Caruso and his colleagues describe emotional intelligence very specifically as four emotion abilities based on the work of psychologists Peter Salovey and John D. Mayer. Briefly, they are the ability to accurately perceive your own and others’ emotions; the ability to have your emotions facilitate thought; the ability to understand emotions, alongside their specific causes and trajectories; and lastly, the ability to manage your emotions in a variety of situations. Emotional intelligence is not just perceiving emotions alone or understanding them alone, but all those skills put together. 

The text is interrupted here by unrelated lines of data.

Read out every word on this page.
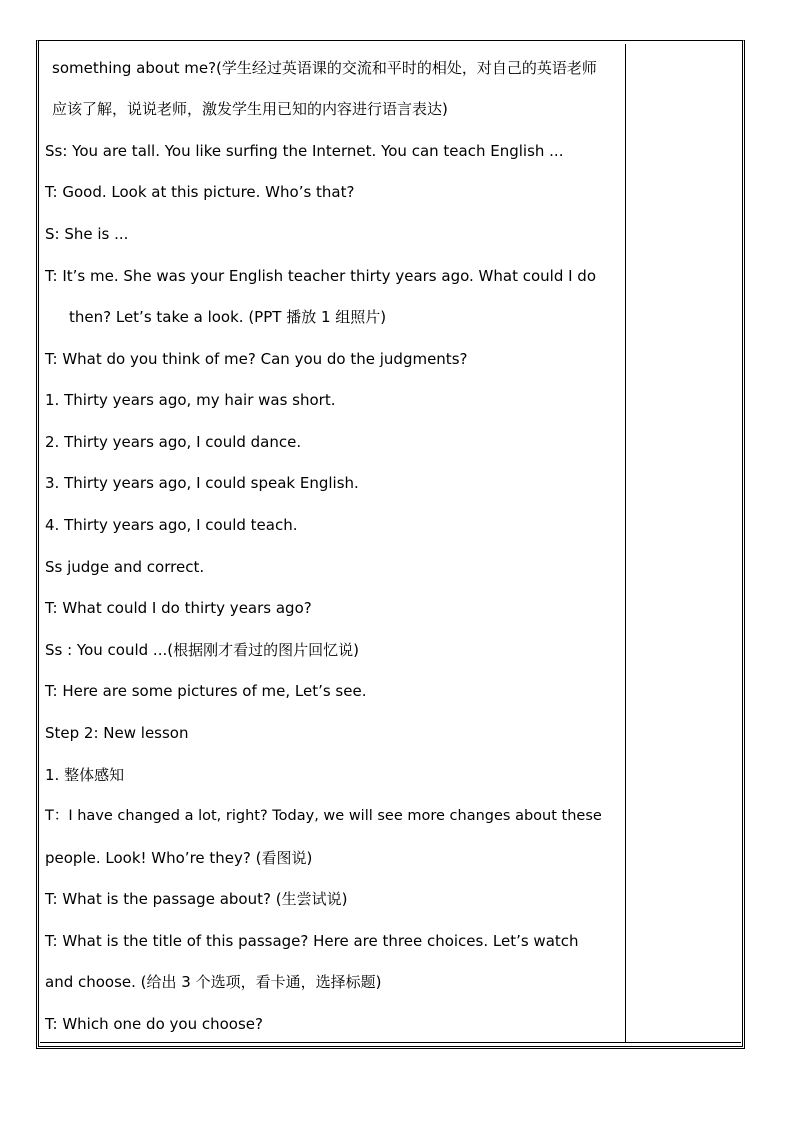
something about me?(学生经过英语课的交流和平时的相处，对自己的英语老师
应该了解，说说老师，激发学生用已知的内容进行语言表达)
Ss: You are tall. You like surfing the Internet. You can teach English ...
T: Good. Look at this picture. Who’s that?
S: She is ...
T: It’s me. She was your English teacher thirty years ago. What could I do
then? Let’s take a look. (PPT 播放 1 组照片)
T: What do you think of me? Can you do the judgments?
1. Thirty years ago, my hair was short.
2. Thirty years ago, I could dance.
3. Thirty years ago, I could speak English.
4. Thirty years ago, I could teach.
Ss judge and correct.
T: What could I do thirty years ago?
Ss : You could ...(根据刚才看过的图片回忆说)
T: Here are some pictures of me, Let’s see.
Step 2: New lesson
1. 整体感知
T：I have changed a lot, right? Today, we will see more changes about these
people. Look! Who’re they? (看图说)
T: What is the passage about? (生尝试说)
T: What is the title of this passage? Here are three choices. Let’s watch
and choose. (给出 3 个选项，看卡通，选择标题)
T: Which one do you choose?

“What emotion-regulation literature tells us is that the most important thing is that a person has a really rich toolkit of how they deal with their emotions,” Chentsova Dutton said. “They are all, in some situations, effective. What I worry about with these videos is they are saying, `Don't use that tool; use this tool.’”

Handling your emotions in one way all the time is probably a bad idea, Nook said. What these videos might do is help people to recognize emotional complexity and inquire what tools they frequently rely on—whether that means constantly getting in your head about what you’re feeling or, on the flip side, avoiding any critical thinking at all. 

The prompt to “feel your feelings” not only brings conversation of emotions to the fore but also organically reproduces the same discussions about our emotions that have troubled people for a long time. Whether we have definite answers about the best way to feel, we do know that we share many of the same feelings about feelings. 

“Scholars have had all these theories of emotions, and we debate about them,” Chentsova Dutton said. “But we forget that people have their private theories too, and they're always updating them. In these videos, you see them doing just that.”